Ransomware attacks are rapidly shifting from individual systems to the foundations of virtual infrastructure. Hypervisors such as VMware ESXi and Microsoft Hyper-V are increasingly becoming the primary target.
Attackers realize that control over this layer directly affects all underlying virtual machines, meaning a single breach can disrupt entire environments.
Research by security company Huntress shows how rapidly this trend is developing. In the second half of 2025, the share of hypervisors in ransomware incidents rose from a few percent to a quarter of all observed cases. That amounts to an increase of hundreds of percent, The Register reported based on Huntress data. The Akira ransomware group plays a dominant role in this, but other attackers are following the same pattern.
The motivation behind this shift is pragmatic. Hypervisors often have less built-in security and are rarely protected by traditional endpoint detection. As with VPN equipment earlier, attackers are discovering that this is a relatively poorly guarded entry point. Once inside, they can exploit built-in management functionality to shut down virtual machines, change configurations, and encrypt storage, sometimes without installing additional ransomware files.
Attacks difficult to detect
In several incidents, researchers observed how attackers reused authentication credentials after an initial hack to access hypervisor management interfaces. They then used management tools to disable security, modify network configurations, and prepare for large-scale encryption. This makes these attacks difficult to detect and highly effective.

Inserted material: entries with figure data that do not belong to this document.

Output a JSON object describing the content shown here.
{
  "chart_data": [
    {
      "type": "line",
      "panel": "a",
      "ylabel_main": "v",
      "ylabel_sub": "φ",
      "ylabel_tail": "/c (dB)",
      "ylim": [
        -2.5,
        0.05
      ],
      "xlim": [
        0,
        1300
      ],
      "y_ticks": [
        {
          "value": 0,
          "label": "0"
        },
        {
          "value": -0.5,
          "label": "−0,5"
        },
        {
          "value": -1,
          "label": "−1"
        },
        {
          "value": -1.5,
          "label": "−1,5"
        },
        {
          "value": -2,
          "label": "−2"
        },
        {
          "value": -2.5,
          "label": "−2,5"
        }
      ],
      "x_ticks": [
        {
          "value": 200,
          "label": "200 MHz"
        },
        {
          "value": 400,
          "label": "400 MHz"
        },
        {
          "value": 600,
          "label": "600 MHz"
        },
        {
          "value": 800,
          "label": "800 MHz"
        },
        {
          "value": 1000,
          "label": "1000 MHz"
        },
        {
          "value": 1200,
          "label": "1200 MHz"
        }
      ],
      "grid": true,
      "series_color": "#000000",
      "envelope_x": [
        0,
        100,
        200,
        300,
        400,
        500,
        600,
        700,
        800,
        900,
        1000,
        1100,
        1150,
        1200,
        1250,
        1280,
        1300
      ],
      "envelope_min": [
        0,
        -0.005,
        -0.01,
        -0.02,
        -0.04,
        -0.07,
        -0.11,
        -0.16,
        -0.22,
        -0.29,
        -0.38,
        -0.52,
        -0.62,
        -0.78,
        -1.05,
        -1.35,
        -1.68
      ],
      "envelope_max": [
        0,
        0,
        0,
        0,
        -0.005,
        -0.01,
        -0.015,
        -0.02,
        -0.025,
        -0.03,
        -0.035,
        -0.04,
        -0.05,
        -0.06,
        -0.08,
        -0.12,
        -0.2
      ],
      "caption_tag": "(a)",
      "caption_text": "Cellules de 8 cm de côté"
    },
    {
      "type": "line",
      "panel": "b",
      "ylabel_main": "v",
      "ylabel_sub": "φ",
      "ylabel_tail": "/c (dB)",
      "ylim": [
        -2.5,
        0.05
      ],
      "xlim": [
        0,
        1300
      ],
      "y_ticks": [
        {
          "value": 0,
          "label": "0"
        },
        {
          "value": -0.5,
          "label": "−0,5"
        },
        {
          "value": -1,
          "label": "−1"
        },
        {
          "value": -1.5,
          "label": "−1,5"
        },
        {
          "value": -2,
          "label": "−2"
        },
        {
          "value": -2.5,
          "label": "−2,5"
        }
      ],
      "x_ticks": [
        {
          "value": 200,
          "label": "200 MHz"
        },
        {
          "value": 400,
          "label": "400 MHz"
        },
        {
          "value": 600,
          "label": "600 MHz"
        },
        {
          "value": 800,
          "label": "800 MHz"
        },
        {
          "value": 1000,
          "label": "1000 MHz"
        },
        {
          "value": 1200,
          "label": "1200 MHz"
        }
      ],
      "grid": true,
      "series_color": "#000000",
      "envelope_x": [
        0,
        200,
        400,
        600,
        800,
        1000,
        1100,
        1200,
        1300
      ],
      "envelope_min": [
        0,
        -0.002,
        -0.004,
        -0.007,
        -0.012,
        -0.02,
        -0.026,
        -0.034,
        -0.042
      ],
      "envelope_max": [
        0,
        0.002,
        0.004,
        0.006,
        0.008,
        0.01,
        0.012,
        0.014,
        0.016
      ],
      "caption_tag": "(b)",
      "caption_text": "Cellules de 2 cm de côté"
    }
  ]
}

The impact extends beyond on-premises data centers. The Register points out that a successful escape from a virtual machine to the hypervisor could have significant consequences for public cloud environments, which also rely on hypervisors for tenant isolation. Although such scenarios are rare, they underscore the fundamental role of this layer.
Defense begins with recognizing that risk. Hypervisors must be treated as critical infrastructure, with strict access control, multi-factor authentication, minimal exposure of management interfaces, and consistent patching. Monitoring also deserves extra attention, so that unusual management actions or configuration changes are quickly noticed.
Even then, recovery remains crucial. Attacks at the hypervisor level explicitly target virtual disks and host files. Without properly separated and regularly tested backups, there is no realistic alternative to paying. The conclusion is inevitable: anyone who uses virtualization must consider the hypervisor as a primary line of defense, not as a self-evident underlying layer.